Last resort intervention
For now though, the problem for brokers is that insurers are limiting their exposure to high-rise blocks. Trudgill said: “Brokers are telling us that their job is getting much harder because they can’t get a single building insured with an insurer.
“Where an insurer would have insured a whole high-rise building with cladding, now brokers are having to do co-insurance,” he explained.
For example, while the primary insurer might insure the first £10m, others will then add excess layers depending on their own capacity.
Trudgill acknowledged it is an “increasingly difficult and expensive process compared to what [the market] had in the past.

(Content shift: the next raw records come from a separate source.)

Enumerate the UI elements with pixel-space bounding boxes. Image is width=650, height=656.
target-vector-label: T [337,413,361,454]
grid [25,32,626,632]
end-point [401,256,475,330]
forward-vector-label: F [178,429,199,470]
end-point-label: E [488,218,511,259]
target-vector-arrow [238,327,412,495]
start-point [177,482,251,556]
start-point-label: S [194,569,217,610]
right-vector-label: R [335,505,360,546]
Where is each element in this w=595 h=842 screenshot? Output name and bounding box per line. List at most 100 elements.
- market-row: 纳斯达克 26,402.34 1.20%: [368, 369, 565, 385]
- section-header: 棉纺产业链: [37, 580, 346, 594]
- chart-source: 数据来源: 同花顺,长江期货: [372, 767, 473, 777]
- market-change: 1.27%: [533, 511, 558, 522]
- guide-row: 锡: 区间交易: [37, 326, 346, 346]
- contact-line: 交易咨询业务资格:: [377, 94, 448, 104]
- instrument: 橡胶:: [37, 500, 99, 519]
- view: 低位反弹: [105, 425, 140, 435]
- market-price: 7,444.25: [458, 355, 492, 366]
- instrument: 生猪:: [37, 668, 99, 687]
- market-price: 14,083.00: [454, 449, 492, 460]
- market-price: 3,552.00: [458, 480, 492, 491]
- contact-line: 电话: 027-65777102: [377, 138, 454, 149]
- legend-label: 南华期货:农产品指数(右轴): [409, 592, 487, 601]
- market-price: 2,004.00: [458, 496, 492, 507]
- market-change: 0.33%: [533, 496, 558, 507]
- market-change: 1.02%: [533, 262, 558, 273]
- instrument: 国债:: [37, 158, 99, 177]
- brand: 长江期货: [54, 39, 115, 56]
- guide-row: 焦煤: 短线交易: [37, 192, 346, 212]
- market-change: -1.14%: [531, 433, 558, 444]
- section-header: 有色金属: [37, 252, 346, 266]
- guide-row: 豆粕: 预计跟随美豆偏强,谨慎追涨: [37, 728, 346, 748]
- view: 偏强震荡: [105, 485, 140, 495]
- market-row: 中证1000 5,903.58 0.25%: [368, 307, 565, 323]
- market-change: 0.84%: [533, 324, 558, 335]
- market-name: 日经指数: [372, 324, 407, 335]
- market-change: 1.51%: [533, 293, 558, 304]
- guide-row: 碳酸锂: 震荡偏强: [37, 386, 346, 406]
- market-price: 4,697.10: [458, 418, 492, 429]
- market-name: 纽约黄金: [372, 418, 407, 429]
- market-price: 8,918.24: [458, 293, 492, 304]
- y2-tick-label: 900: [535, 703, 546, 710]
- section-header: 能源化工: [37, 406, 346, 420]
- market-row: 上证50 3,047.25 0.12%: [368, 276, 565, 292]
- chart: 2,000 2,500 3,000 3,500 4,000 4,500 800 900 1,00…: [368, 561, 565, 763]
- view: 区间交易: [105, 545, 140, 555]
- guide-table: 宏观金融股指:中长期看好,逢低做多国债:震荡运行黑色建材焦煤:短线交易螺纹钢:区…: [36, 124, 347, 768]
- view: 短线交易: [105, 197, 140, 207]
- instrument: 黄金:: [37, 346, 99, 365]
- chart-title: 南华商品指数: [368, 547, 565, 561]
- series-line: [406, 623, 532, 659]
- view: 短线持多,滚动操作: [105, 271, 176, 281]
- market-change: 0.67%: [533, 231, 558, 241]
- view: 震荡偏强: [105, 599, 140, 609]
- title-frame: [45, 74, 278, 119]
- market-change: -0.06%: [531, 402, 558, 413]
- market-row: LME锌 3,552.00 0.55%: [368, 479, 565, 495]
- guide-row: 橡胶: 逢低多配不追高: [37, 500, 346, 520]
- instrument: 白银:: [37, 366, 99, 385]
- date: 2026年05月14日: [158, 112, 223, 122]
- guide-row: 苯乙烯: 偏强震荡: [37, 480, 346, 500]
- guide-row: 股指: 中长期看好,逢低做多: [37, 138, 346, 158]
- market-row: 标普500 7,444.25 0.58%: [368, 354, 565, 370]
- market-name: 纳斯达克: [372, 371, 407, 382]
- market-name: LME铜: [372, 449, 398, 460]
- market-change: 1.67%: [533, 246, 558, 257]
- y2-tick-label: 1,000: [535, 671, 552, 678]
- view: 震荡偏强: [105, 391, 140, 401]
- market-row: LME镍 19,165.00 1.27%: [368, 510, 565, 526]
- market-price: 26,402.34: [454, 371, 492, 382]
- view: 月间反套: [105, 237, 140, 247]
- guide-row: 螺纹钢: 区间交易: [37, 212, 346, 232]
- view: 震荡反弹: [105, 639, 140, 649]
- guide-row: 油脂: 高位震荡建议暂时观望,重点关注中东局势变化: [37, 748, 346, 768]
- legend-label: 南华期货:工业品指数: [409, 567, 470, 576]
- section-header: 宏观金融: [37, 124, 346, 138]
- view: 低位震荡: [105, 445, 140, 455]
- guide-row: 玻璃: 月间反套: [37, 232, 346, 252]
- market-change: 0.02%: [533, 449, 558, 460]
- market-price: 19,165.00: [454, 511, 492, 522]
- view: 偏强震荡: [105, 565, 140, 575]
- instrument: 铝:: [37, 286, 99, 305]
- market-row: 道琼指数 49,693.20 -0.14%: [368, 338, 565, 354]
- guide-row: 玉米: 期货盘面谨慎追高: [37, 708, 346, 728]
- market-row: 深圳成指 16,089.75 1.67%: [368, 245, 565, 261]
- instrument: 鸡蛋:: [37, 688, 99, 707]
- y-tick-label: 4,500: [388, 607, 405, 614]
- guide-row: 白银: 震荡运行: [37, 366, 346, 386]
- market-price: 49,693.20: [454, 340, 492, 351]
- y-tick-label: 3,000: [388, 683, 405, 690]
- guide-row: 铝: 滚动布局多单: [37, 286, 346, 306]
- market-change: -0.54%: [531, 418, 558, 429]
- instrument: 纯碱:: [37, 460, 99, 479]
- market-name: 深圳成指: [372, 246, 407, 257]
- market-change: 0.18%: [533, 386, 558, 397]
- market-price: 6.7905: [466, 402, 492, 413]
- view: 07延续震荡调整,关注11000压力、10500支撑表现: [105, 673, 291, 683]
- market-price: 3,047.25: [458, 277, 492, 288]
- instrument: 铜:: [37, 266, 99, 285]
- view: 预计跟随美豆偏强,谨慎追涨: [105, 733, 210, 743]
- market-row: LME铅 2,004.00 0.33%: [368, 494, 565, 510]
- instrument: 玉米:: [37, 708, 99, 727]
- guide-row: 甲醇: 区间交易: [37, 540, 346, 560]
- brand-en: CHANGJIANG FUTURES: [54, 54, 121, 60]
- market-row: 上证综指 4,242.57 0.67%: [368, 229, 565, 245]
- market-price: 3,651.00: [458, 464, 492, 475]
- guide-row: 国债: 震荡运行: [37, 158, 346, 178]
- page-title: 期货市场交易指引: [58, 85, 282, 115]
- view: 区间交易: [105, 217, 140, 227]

These difficulties have prompted some, including several MPs in February’s House of Commons debate, to call for a cladding version of the Flood Re insurer of last resort scheme, which could be set up to provide cover for properties that would otherwise be uninsurable.
There are situations where such an outcome may be unavoidable. Trudgill said: “We want to see a thriving, healthy market, but when you get close to market failure, you might look for government intervention.”
But pointing out that the insurance industry has been dealing with fire since it first emerged more than three centuries ago, he added: “We are working on a market solution. If we can’t get one, it would be really disappointing.
“Fire insurance has been one of our key things for centuries so would be really disappointing if we couldn’t get a solution as an industry.”